O’Rourke: Leave wildlife wild, please, for their sake
Colorado Parks and Wildlife
As trees and flowers begin to bloom, Colorado’s wildlife is experiencing new life and growth as well. Bears are coming out of their winter dens to find food, and the next generation of young wildlife is being born.
Through the end of June, wildlife will become more visible in backyards, open spaces and on trails. Some young wildlife you may see include deer, elk, pronghorn, moose, rabbits, foxes, skunks, raccoons, bats and birds. Colorado Parks and Wildlife (CPW) reminds the public to respect wildlife and their space, especially this time of the year.
Every spring, CPW and local parks receive an increase in office visits and calls from people that report they “rescued” young wildlife. Many people wrongly believe they are “helping” young animals by picking them up, bringing them to a CPW office or even taking them home to feed them. People routinely orphan young wildlife by essentially kidnapping them from their natural environment.
The best practice is to leave young wildlife untouched in their natural habitat so they can grow and thrive in the wild.
How can humans help young wildlife?
- Do not approach, touch or feed wild animals.
- Enjoy wildlife from a safe distance.
- Keep your dog on a leash on trails.
- If you find a wild animal that appears sick or injured, leave it alone. Call your local Colorado Parks and Wildlife office and consult a trained wildlife officer for guidance.

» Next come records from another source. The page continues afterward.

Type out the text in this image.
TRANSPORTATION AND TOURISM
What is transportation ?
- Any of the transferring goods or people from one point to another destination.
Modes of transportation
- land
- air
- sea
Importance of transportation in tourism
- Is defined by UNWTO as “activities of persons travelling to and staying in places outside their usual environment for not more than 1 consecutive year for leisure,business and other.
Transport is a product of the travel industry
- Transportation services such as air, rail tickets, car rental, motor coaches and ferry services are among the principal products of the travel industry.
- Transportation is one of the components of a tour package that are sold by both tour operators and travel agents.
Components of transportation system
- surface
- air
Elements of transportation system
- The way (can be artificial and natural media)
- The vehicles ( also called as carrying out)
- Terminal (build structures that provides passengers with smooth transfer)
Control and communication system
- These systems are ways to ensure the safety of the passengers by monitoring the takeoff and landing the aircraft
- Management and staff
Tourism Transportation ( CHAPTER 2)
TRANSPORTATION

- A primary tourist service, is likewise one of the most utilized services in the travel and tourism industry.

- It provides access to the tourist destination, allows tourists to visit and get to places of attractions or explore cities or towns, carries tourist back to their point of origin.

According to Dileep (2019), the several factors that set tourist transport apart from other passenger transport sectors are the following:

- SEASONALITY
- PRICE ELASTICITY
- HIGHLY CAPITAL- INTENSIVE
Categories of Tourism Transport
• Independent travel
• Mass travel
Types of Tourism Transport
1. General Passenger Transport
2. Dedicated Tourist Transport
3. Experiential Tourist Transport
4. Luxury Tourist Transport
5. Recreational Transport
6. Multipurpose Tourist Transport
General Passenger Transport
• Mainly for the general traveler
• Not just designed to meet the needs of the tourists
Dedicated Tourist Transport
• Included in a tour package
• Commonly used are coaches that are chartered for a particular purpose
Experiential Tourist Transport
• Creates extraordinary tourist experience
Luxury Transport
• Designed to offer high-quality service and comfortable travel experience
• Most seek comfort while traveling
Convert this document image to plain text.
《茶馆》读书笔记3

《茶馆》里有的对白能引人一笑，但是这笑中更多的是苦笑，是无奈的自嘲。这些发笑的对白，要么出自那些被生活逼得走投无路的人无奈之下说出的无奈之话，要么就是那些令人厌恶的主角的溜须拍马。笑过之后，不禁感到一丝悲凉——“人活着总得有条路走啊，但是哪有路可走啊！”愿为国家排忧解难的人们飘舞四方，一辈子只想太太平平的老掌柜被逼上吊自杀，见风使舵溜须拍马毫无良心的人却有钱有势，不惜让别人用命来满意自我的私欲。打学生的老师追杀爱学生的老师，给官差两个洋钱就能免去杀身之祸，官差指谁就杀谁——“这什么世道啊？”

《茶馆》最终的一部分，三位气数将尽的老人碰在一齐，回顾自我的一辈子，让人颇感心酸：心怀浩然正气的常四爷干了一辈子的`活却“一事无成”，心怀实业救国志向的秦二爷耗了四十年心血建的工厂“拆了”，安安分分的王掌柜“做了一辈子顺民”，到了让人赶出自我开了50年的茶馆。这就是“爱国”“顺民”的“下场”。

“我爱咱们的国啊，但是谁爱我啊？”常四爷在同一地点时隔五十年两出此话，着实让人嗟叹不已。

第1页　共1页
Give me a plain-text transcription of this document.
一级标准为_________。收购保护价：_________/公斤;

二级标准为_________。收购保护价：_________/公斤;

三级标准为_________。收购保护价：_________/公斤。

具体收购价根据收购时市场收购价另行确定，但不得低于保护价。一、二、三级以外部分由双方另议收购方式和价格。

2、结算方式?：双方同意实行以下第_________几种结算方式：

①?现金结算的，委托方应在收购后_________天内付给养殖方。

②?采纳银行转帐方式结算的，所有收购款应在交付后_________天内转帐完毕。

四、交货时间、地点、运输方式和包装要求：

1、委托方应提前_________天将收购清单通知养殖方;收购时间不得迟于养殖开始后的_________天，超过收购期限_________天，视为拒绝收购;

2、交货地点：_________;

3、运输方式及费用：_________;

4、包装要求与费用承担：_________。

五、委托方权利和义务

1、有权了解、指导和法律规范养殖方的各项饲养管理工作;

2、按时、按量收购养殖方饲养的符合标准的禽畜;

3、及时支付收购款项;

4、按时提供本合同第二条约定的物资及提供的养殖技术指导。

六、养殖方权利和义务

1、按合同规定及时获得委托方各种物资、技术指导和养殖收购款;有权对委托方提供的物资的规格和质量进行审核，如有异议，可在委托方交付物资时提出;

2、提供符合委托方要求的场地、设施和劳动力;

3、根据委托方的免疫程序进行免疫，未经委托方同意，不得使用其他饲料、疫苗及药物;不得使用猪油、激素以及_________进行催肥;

“If you see a newborn fawn without its mother nearby, that is normal,” said CPW Area Wildlife Manager Jason Duetsch. “Deer, elk and pronghorn mothers hide their young for long periods of time while foraging. Young that have been removed cannot be successfully returned to the wild, as the mother will not continue searching for a missing baby or reject it because it was handled by humans and may no longer smell like her fawn. We have a human responsibility to keep wild animals wild and leave young wildlife alone to support their natural growth in the wilderness.”
CPW also urges the public to refrain from feeding wildlife on trails, in backyards or on decks. Under Colorado law, feeding wildlife is illegal because it puts wildlife’s health and safety at risk. Those in violation are subject to fines, and even worse, can cause the animal to become sick and die.
In addition to humans causing harm to wildlife, wildlife can also pose physical danger to humans. Wildlife is just that, wild, and can act in unpredictable ways. Animals such as elk, moose and deer with newborn calves and fawns can become aggressive to defend their young.
“Wildlife will be exhibiting normal protective behavior of their young,” said Duetsch. “Give wildlife extra space this time of year. Be sure to keep dogs on leashes. Dogs can trigger aggressive behavior and both moose and elk will chase a dog right back to their owner, presenting a dangerous situation.”
Other dangers of approaching and feeding young wildlife include exposure to rabies, Salmonella, fleas, ticks and other parasites, bacteria or viruses that may be present in or on the animal. Likewise, humans can also inadvertently expose diseases carried by people to baby wildlife.
What should you do if you see a baby bird out of a nest?
Every year, baby birds are picked up by people, but the animal’s best chance of survival is to be raised by its parents. Highly pathogenic avian influenza (HPAI) is a major concern for wild birds, especially waterfowl and scavenging birds, and also carries a possible risk to human health. Although rare, some strains of HPAI can infect people.
- If a nestling baby bird (eyes closed and featherless) has fallen from a nest that you can easily see and safely reach, it is ok to put that bird back into the nest but wear gloves and a mask to prevent transmission of diseases between you and the bird.
- If you find a fledgling bird (eyes open, feathered, can hop around but cannot fly) on the ground, do not pick up that bird. The parents will continue to care for it on the ground and it will soon be able to fly. Keep cats inside to prevent them from killing birds.
- If you find a sick or dead bird, do not touch the bird. Please contact CPW to report the sick or dead bird.
Colorado has a robust wildlife ecosystem, a valuable reminder that we are just a part of the animal world around us. If you see unsafe human behavior such as feeding or harassing wildlife, report it to your local CPW wildlife office.